Just when you thought virtual reality couldn’t be any more like reality, engineers go and find a way to let you actually touch and interact with the objects coming at you from your VR headset.
Researchers with MIT’s Computer Science and Artificial Intelligence Laboratory (CSAIL) created a new imaging technology — Interactive Dynamic Video (IDV) — that allows users to poke, prod, and push the things they see in videos, MIT News reports.
Using cameras and algorithms, the researchers were able to develop IDV to look at tiny, almost invisible vibrations of an object to create video simulations that users can interact with.
“This technique lets us capture the physical behavior of objects, which gives us a way to play with them in virtual space,” Abe Davis, a CSAIL PhD student, said. “By making videos interactive, we can predict how objects will respond to unknown forces and explore new ways to engage with videos.”
In order to identify the vibrations, researchers say, they employed computer graphics to use 3D models of objects to build interactive simulations.
The team analyzed video clips to find “vibration modes” at different frequencies that each represent distinct ways that an object can move, MIT News reports, allowing them to then predict how an object would reach in different situations.
The researchers used IDV on a number of objects including bridges, a jungle gym, and a ukulele. By clicking the image, the researchers were able to push and pull the object.
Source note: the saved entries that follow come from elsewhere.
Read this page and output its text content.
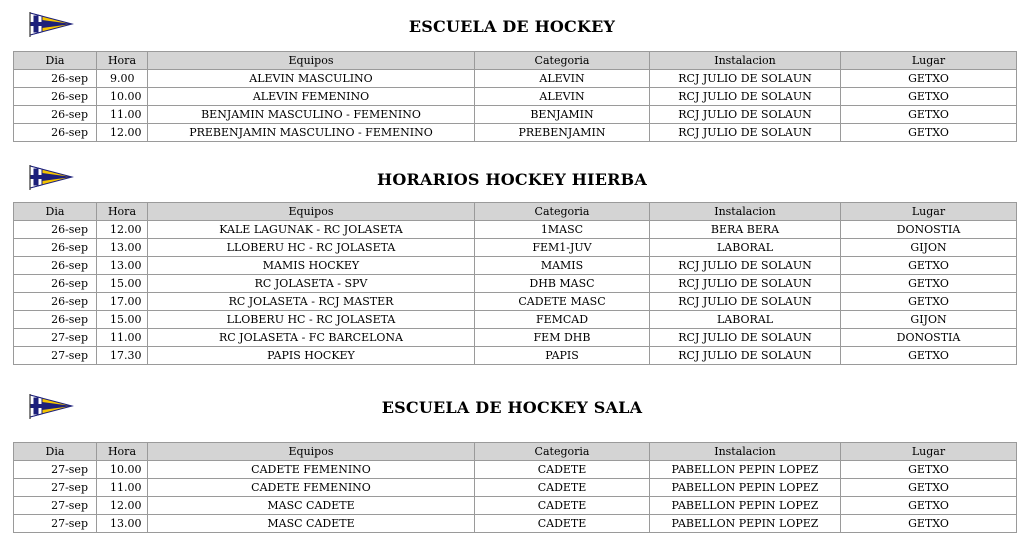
ESCUELA DE HOCKEY
Dia	Hora	Equipos	Categoria	Instalacion	Lugar
26-sep	9.00	ALEVIN MASCULINO	ALEVIN	RCJ JULIO DE SOLAUN	GETXO
26-sep	10.00	ALEVIN FEMENINO	ALEVIN	RCJ JULIO DE SOLAUN	GETXO
26-sep	11.00	BENJAMIN MASCULINO - FEMENINO	BENJAMIN	RCJ JULIO DE SOLAUN	GETXO
26-sep	12.00	PREBENJAMIN MASCULINO - FEMENINO	PREBENJAMIN	RCJ JULIO DE SOLAUN	GETXO
HORARIOS HOCKEY HIERBA
Dia	Hora	Equipos	Categoria	Instalacion	Lugar
26-sep	12.00	KALE LAGUNAK - RC JOLASETA	1MASC	BERA BERA	DONOSTIA
26-sep	13.00	LLOBERU HC - RC JOLASETA	FEM1-JUV	LABORAL	GIJON
26-sep	13.00	MAMIS HOCKEY	MAMIS	RCJ JULIO DE SOLAUN	GETXO
26-sep	15.00	RC JOLASETA - SPV	DHB MASC	RCJ JULIO DE SOLAUN	GETXO
26-sep	17.00	RC JOLASETA - RCJ MASTER	CADETE MASC	RCJ JULIO DE SOLAUN	GETXO
26-sep	15.00	LLOBERU HC - RC JOLASETA	FEMCAD	LABORAL	GIJON
27-sep	11.00	RC JOLASETA - FC BARCELONA	FEM DHB	RCJ JULIO DE SOLAUN	DONOSTIA
27-sep	17.30	PAPIS HOCKEY	PAPIS	RCJ JULIO DE SOLAUN	GETXO
ESCUELA DE HOCKEY SALA
Dia	Hora	Equipos	Categoria	Instalacion	Lugar
27-sep	10.00	CADETE FEMENINO	CADETE	PABELLON PEPIN LOPEZ	GETXO
27-sep	11.00	CADETE FEMENINO	CADETE	PABELLON PEPIN LOPEZ	GETXO
27-sep	12.00	MASC CADETE	CADETE	PABELLON PEPIN LOPEZ	GETXO
27-sep	13.00	MASC CADETE	CADETE	PABELLON PEPIN LOPEZ	GETXO
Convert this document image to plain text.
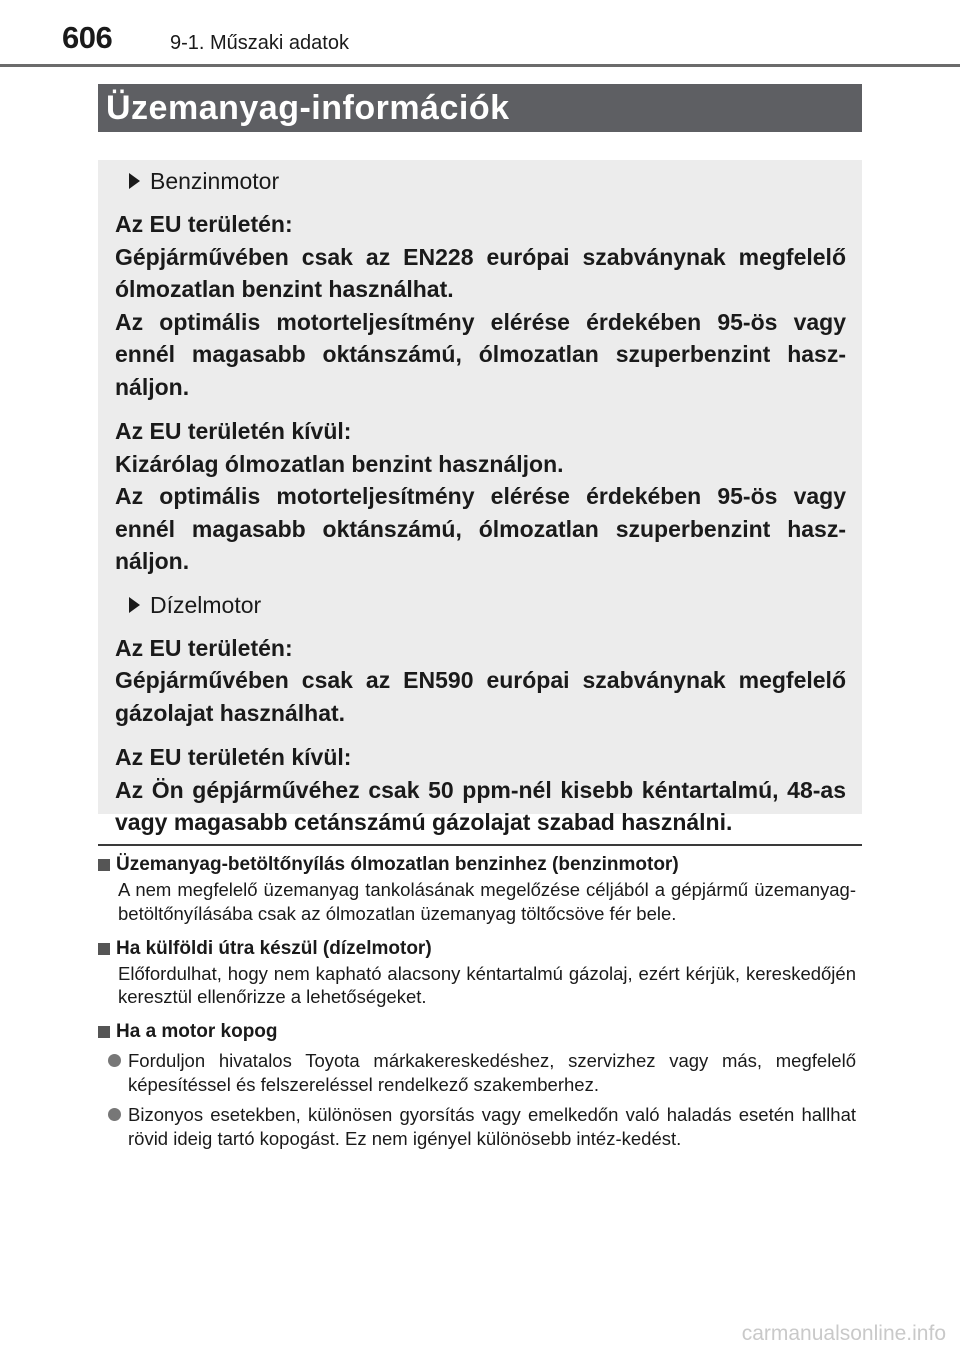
606	9-1. Műszaki adatok
Üzemanyag-információk
Benzinmotor

Az EU területén:

Gépjárművében csak az EN228 európai szabványnak megfelelő ólmozatlan benzint használhat.

Az optimális motorteljesítmény elérése érdekében 95-ös vagy ennél magasabb oktánszámú, ólmozatlan szuperbenzint hasz-náljon.

Az EU területén kívül:

Kizárólag ólmozatlan benzint használjon.

Az optimális motorteljesítmény elérése érdekében 95-ös vagy ennél magasabb oktánszámú, ólmozatlan szuperbenzint hasz-náljon.

Dízelmotor

Az EU területén:

Gépjárművében csak az EN590 európai szabványnak megfelelő gázolajat használhat.

Az EU területén kívül:

Az Ön gépjárművéhez csak 50 ppm-nél kisebb kéntartalmú, 48-as vagy magasabb cetánszámú gázolajat szabad használni.

Üzemanyag-betöltőnyílás ólmozatlan benzinhez (benzinmotor)

A nem megfelelő üzemanyag tankolásának megelőzése céljából a gépjármű üzemanyag-betöltőnyílásába csak az ólmozatlan üzemanyag töltőcsöve fér bele.

Ha külföldi útra készül (dízelmotor)

Előfordulhat, hogy nem kapható alacsony kéntartalmú gázolaj, ezért kérjük, kereskedőjén keresztül ellenőrizze a lehetőségeket.

Ha a motor kopog
Forduljon hivatalos Toyota márkakereskedéshez, szervizhez vagy más, megfelelő képesítéssel és felszereléssel rendelkező szakemberhez.
Bizonyos esetekben, különösen gyorsítás vagy emelkedőn való haladás esetén hallhat rövid ideig tartó kopogást. Ez nem igényel különösebb intéz-kedést.
carmanualsonline.info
For now, the technology requires users to point and click on a computer, but MIT News notes that if the system was used with virtual reality tools, it would allow viewers to touch items they’re looking at.
Additionally, the researchers say the technology could help filmmakers when working with CGI elements and assist engineers in tasks like simulating how buildings will respond to inclement weather or other events.
“The ability to put real-world objects into virtual models is valuable for not just the obvious entertainment applications, but also for being able to test the stress in a safe virtual environment, in a way that doesn’t harm the real-world counterpart,” Davis said.